Pipa
17 mai 2020
Milena Félix
Há momentos em que surge um incômodo leve, tímido, lá na parte duvidosa da intuição, de que eu talvez não esteja em mim mesma. Eu chego a quase ignorar, porque, o tempo todo, eu devo estar cuidando das coisas, imersa, me preocupando com elas, correndo atrás de coisas que não sou eu mesma. Mas, por algum motivo, não consigo ignorar e decido, como se fosse uma questão de orgulho, parar tudo até que eu me recupere.
Está claro que não é para eu me preocupar com a não-consciência. Nós não estamos conscientes. Normalmente, nenhum de nós está. A vida, às vezes, me parece com uma esteira na qual estamos correndo sem parar. E a esteira apresenta prêmios na outra ponta para que alcancemos - isso nos faz esquecer de onde estamos e de que nunca vamos chegar. E é disso que a vida é feita. Sempre novas metas, dormir tarde, acordar cedo, resolver problemas. Ser pais. Simplesmente, não dá pra acordar.
E, em geral, a gente fica muito irritado quando o ciclo é interrompido. Quando alguém morre e a gente tem que parar pra pensar na vida. Quando a gente perde o emprego e vê que a estabilidade não significou nada. Quando alguém perto de nós não quer correr na esteira com a gente.
Mas esse looping me incomoda. O dia me puxa um fio de cabelo e a pequena dor me faz perceber que alguma coisa está errada. É um não-pertencimento. Sabe quando a gente sente que não pertence a um grupo diferente do nosso? Ou que não pertence a grupo nenhum. Desse jeito, eu sinto que já não pertenço a mim mesma. E isso me dá um susto e, imediatamente, ligo todos os meus mecanismos de resolução de problemas urgentes. Não dá pra ficar assim: fora da sala em que as decisões sobre mim estão sendo tomadas. No automático. Me esquecendo de tudo o que já pensei sobre mim.
Quase sempre, eu pego minha bicicleta velha, de uns 25 anos de idade, e vou dar uma volta curta. O caminho também quase sempre é o mesmo. Eu pedalo, sem ver, para o mesmo lugar que cheira à vila em que cresci, e que nem existe mais. A menina de 4, 6 e 10 anos que vivem dentro de mim vêm e me dão um abraço. Eu nem me lembro delas, mas me sinto abraçada. Eu acelero bastante na descida, e quando não posso mais pedalar, me levanto na bicicleta e a deixo descer comigo em cima. É a forma mais bonita que conheço de escrever poemas.
Quando já estou com o coração e a mente acordados de novo, vejo as flores brancas na beira de uma estrada, que vai para uma fazenda de alguém que não conheço. Montes de flores. Eu mesma também broto néctar enquanto passo por elas. Eu subo o olhar. O rosa no céu sempre me faz lembrar de respirar fundo, e de que é muito bom querer continuar respirando.

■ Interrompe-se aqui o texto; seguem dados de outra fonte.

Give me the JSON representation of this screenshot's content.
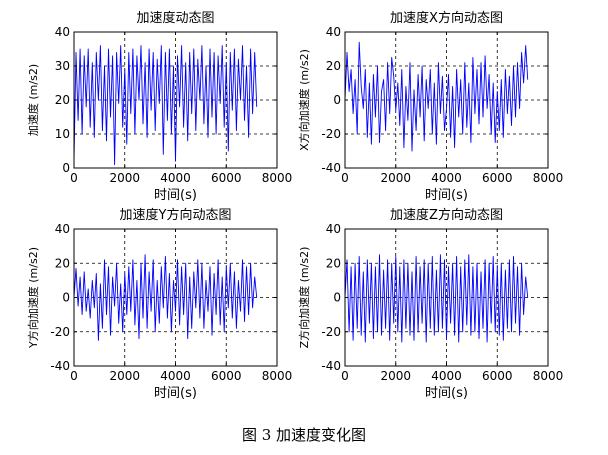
{
  "figure": {
    "caption": "图 3  加速度变化图"
  },
  "chart_data": [
    {
      "type": "line",
      "title": "加速度动态图",
      "xlabel": "时间(s)",
      "ylabel": "加速度 (m/s2)",
      "xlim": [
        0,
        8000
      ],
      "ylim": [
        0,
        40
      ],
      "xticks": [
        0,
        2000,
        4000,
        6000,
        8000
      ],
      "yticks": [
        0,
        10,
        20,
        30,
        40
      ],
      "grid": "dashed",
      "series": [
        {
          "color": "#0000ff",
          "x": [
            0,
            80,
            160,
            240,
            320,
            400,
            480,
            560,
            640,
            720,
            800,
            880,
            960,
            1040,
            1120,
            1200,
            1280,
            1360,
            1440,
            1520,
            1600,
            1680,
            1760,
            1840,
            1920,
            2000,
            2080,
            2160,
            2240,
            2320,
            2400,
            2480,
            2560,
            2640,
            2720,
            2800,
            2880,
            2960,
            3040,
            3120,
            3200,
            3280,
            3360,
            3440,
            3520,
            3600,
            3680,
            3760,
            3840,
            3920,
            4000,
            4080,
            4160,
            4240,
            4320,
            4400,
            4480,
            4560,
            4640,
            4720,
            4800,
            4880,
            4960,
            5040,
            5120,
            5200,
            5280,
            5360,
            5440,
            5520,
            5600,
            5680,
            5760,
            5840,
            5920,
            6000,
            6080,
            6160,
            6240,
            6320,
            6400,
            6480,
            6560,
            6640,
            6720,
            6800,
            6880,
            6960,
            7040,
            7120,
            7200
          ],
          "y": [
            2,
            34,
            14,
            35,
            10,
            33,
            18,
            35,
            12,
            31,
            9,
            34,
            20,
            36,
            11,
            30,
            8,
            35,
            15,
            33,
            1,
            34,
            19,
            36,
            12,
            29,
            7,
            34,
            16,
            35,
            10,
            33,
            20,
            36,
            13,
            31,
            9,
            35,
            17,
            34,
            11,
            32,
            19,
            36,
            4,
            34,
            14,
            35,
            10,
            30,
            2,
            33,
            18,
            36,
            12,
            31,
            8,
            34,
            16,
            35,
            11,
            32,
            20,
            36,
            13,
            30,
            9,
            35,
            15,
            34,
            10,
            33,
            19,
            36,
            12,
            31,
            5,
            34,
            17,
            35,
            11,
            32,
            20,
            36,
            14,
            30,
            9,
            35,
            16,
            34,
            18
          ]
        }
      ]
    },
    {
      "type": "line",
      "title": "加速度X方向动态图",
      "xlabel": "时间(s)",
      "ylabel": "X方向加速度 (m/s2)",
      "xlim": [
        0,
        8000
      ],
      "ylim": [
        -40,
        40
      ],
      "xticks": [
        0,
        2000,
        4000,
        6000,
        8000
      ],
      "yticks": [
        -40,
        -20,
        0,
        20,
        40
      ],
      "grid": "dashed",
      "series": [
        {
          "color": "#0000ff",
          "x": [
            0,
            80,
            160,
            240,
            320,
            400,
            480,
            560,
            640,
            720,
            800,
            880,
            960,
            1040,
            1120,
            1200,
            1280,
            1360,
            1440,
            1520,
            1600,
            1680,
            1760,
            1840,
            1920,
            2000,
            2080,
            2160,
            2240,
            2320,
            2400,
            2480,
            2560,
            2640,
            2720,
            2800,
            2880,
            2960,
            3040,
            3120,
            3200,
            3280,
            3360,
            3440,
            3520,
            3600,
            3680,
            3760,
            3840,
            3920,
            4000,
            4080,
            4160,
            4240,
            4320,
            4400,
            4480,
            4560,
            4640,
            4720,
            4800,
            4880,
            4960,
            5040,
            5120,
            5200,
            5280,
            5360,
            5440,
            5520,
            5600,
            5680,
            5760,
            5840,
            5920,
            6000,
            6080,
            6160,
            6240,
            6320,
            6400,
            6480,
            6560,
            6640,
            6720,
            6800,
            6880,
            6960,
            7040,
            7120,
            7200
          ],
          "y": [
            0,
            28,
            5,
            18,
            -8,
            12,
            -20,
            34,
            8,
            -5,
            18,
            -22,
            10,
            -26,
            15,
            -10,
            20,
            -25,
            5,
            12,
            -18,
            22,
            -8,
            25,
            14,
            -6,
            10,
            -15,
            18,
            -28,
            8,
            -12,
            22,
            -30,
            6,
            -18,
            15,
            -10,
            20,
            -24,
            12,
            -5,
            18,
            -20,
            10,
            -26,
            22,
            -8,
            14,
            -18,
            -5,
            15,
            -22,
            8,
            -28,
            18,
            -10,
            12,
            -20,
            22,
            -16,
            10,
            -25,
            25,
            -8,
            18,
            -14,
            22,
            -10,
            26,
            -5,
            15,
            -20,
            10,
            -25,
            5,
            -18,
            12,
            -22,
            18,
            -8,
            14,
            -15,
            20,
            -10,
            22,
            -5,
            28,
            10,
            32,
            12
          ]
        }
      ]
    },
    {
      "type": "line",
      "title": "加速度Y方向动态图",
      "xlabel": "时间(s)",
      "ylabel": "Y方向加速度 (m/s2)",
      "xlim": [
        0,
        8000
      ],
      "ylim": [
        -40,
        40
      ],
      "xticks": [
        0,
        2000,
        4000,
        6000,
        8000
      ],
      "yticks": [
        -40,
        -20,
        0,
        20,
        40
      ],
      "grid": "dashed",
      "series": [
        {
          "color": "#0000ff",
          "x": [
            0,
            80,
            160,
            240,
            320,
            400,
            480,
            560,
            640,
            720,
            800,
            880,
            960,
            1040,
            1120,
            1200,
            1280,
            1360,
            1440,
            1520,
            1600,
            1680,
            1760,
            1840,
            1920,
            2000,
            2080,
            2160,
            2240,
            2320,
            2400,
            2480,
            2560,
            2640,
            2720,
            2800,
            2880,
            2960,
            3040,
            3120,
            3200,
            3280,
            3360,
            3440,
            3520,
            3600,
            3680,
            3760,
            3840,
            3920,
            4000,
            4080,
            4160,
            4240,
            4320,
            4400,
            4480,
            4560,
            4640,
            4720,
            4800,
            4880,
            4960,
            5040,
            5120,
            5200,
            5280,
            5360,
            5440,
            5520,
            5600,
            5680,
            5760,
            5840,
            5920,
            6000,
            6080,
            6160,
            6240,
            6320,
            6400,
            6480,
            6560,
            6640,
            6720,
            6800,
            6880,
            6960,
            7040,
            7120,
            7200
          ],
          "y": [
            0,
            17,
            -5,
            12,
            -10,
            15,
            -8,
            5,
            -12,
            10,
            -6,
            14,
            -25,
            8,
            -18,
            22,
            -10,
            18,
            -22,
            12,
            -5,
            20,
            -15,
            8,
            -20,
            14,
            -10,
            18,
            -8,
            22,
            -16,
            10,
            -24,
            20,
            -12,
            25,
            -18,
            15,
            -8,
            22,
            -20,
            10,
            -15,
            18,
            -6,
            24,
            -12,
            14,
            -20,
            10,
            -8,
            22,
            -16,
            18,
            -10,
            20,
            -24,
            12,
            -18,
            15,
            -6,
            22,
            -12,
            20,
            -18,
            10,
            -8,
            18,
            -22,
            14,
            -10,
            22,
            -16,
            12,
            -20,
            18,
            -6,
            20,
            -12,
            15,
            -18,
            10,
            -8,
            22,
            -14,
            18,
            -10,
            20,
            -6,
            12,
            0
          ]
        }
      ]
    },
    {
      "type": "line",
      "title": "加速度Z方向动态图",
      "xlabel": "时间(s)",
      "ylabel": "Z方向加速度 (m/s2)",
      "xlim": [
        0,
        8000
      ],
      "ylim": [
        -40,
        40
      ],
      "xticks": [
        0,
        2000,
        4000,
        6000,
        8000
      ],
      "yticks": [
        -40,
        -20,
        0,
        20,
        40
      ],
      "grid": "dashed",
      "series": [
        {
          "color": "#0000ff",
          "x": [
            0,
            80,
            160,
            240,
            320,
            400,
            480,
            560,
            640,
            720,
            800,
            880,
            960,
            1040,
            1120,
            1200,
            1280,
            1360,
            1440,
            1520,
            1600,
            1680,
            1760,
            1840,
            1920,
            2000,
            2080,
            2160,
            2240,
            2320,
            2400,
            2480,
            2560,
            2640,
            2720,
            2800,
            2880,
            2960,
            3040,
            3120,
            3200,
            3280,
            3360,
            3440,
            3520,
            3600,
            3680,
            3760,
            3840,
            3920,
            4000,
            4080,
            4160,
            4240,
            4320,
            4400,
            4480,
            4560,
            4640,
            4720,
            4800,
            4880,
            4960,
            5040,
            5120,
            5200,
            5280,
            5360,
            5440,
            5520,
            5600,
            5680,
            5760,
            5840,
            5920,
            6000,
            6080,
            6160,
            6240,
            6320,
            6400,
            6480,
            6560,
            6640,
            6720,
            6800,
            6880,
            6960,
            7040,
            7120,
            7200
          ],
          "y": [
            0,
            22,
            -20,
            18,
            -25,
            20,
            -18,
            24,
            -22,
            15,
            -26,
            22,
            -15,
            20,
            -24,
            18,
            -20,
            25,
            -22,
            16,
            -18,
            22,
            -25,
            20,
            -15,
            24,
            -20,
            18,
            -26,
            22,
            -18,
            20,
            -22,
            15,
            -25,
            24,
            -20,
            18,
            -15,
            22,
            -26,
            20,
            -18,
            24,
            -22,
            16,
            -20,
            25,
            -18,
            22,
            -24,
            18,
            -15,
            20,
            -22,
            24,
            -26,
            18,
            -20,
            22,
            -16,
            25,
            -22,
            18,
            -20,
            20,
            -24,
            15,
            -18,
            22,
            -26,
            20,
            -15,
            24,
            -20,
            18,
            -22,
            20,
            -25,
            16,
            -18,
            22,
            -20,
            24,
            -15,
            18,
            -22,
            20,
            -10,
            12,
            0
          ]
        }
      ]
    }
  ]
}
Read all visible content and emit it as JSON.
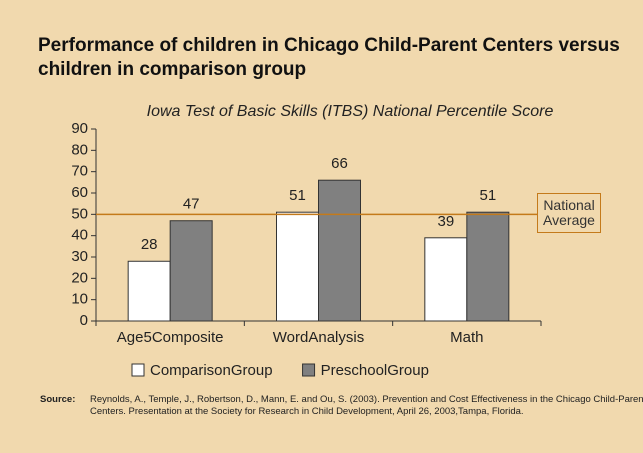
{
  "chart_data": {
    "type": "bar",
    "title": "Performance of children in Chicago Child-Parent Centers versus children in comparison group",
    "subtitle": "Iowa Test of Basic Skills (ITBS) National Percentile Score",
    "categories": [
      "Age5Composite",
      "WordAnalysis",
      "Math"
    ],
    "series": [
      {
        "name": "ComparisonGroup",
        "color": "#ffffff",
        "values": [
          28,
          51,
          39
        ]
      },
      {
        "name": "PreschoolGroup",
        "color": "#808080",
        "values": [
          47,
          66,
          51
        ]
      }
    ],
    "ylim": [
      0,
      90
    ],
    "yticks": [
      0,
      10,
      20,
      30,
      40,
      50,
      60,
      70,
      80,
      90
    ],
    "reference_line": {
      "value": 50,
      "label": "National Average",
      "color": "#c47a1a"
    },
    "legend": "bottom",
    "source_label": "Source:",
    "source": "Reynolds, A., Temple, J., Robertson, D., Mann, E. and Ou, S. (2003). Prevention and Cost Effectiveness in the Chicago Child-Parent Centers. Presentation at the Society for Research in Child Development, April 26, 2003,Tampa, Florida."
  }
}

Mas quando a melhor parte chega, eu finalmente fico pronta para a volta. Voltar para casa e para mim mesma. Eu adoro quando vejo pipas voando. As pipas me lembram o céu lindo que existia anos atrás. Me lembra a viagem que fiz quando tinha 7 anos. Me lembra as aventuras com os meninos: pegar bambu para fazer as nossas próprias pipas. Eu amo que ainda existam pipas no céu. Eu amo que o tempo, para alguns, é o mesmo que para mim foi, muitos anos atrás. Amo a possibilidade de o tempo não ter passado e ainda existir, só que em algum lugar que eu com certeza não conheço. O que me interessa no tempo não é o passado, nem as dores dele, mas é a consciência que deixei nele. Eu vou até lá, na pipa e em mim, e trago a consciência de volta. E ela vem com tudo o que eu já havia acrescentado nela dos 7 anos até aqui.
Quando volto para casa, e a noite vem comigo, eu já quebrei todo o ciclo. Sequer existe esteira. Joguei tudo fora. Coloquei uma pipa no lugar. Me sento e escrevo histórias, tento guardar tudo aquilo pelo máximo de tempo possível. Mas a vida é móvel, ela não me deixa ficar. Ela traz o céu escuro e os sonhos da noite interrompidos por uma manhã corrida. Mas não pense que foi em vão. A cada nova visão do céu rosado, novas experiências vêm com a consciência. Ela sempre é mais rica, porque eu a enriqueci, vez por vez.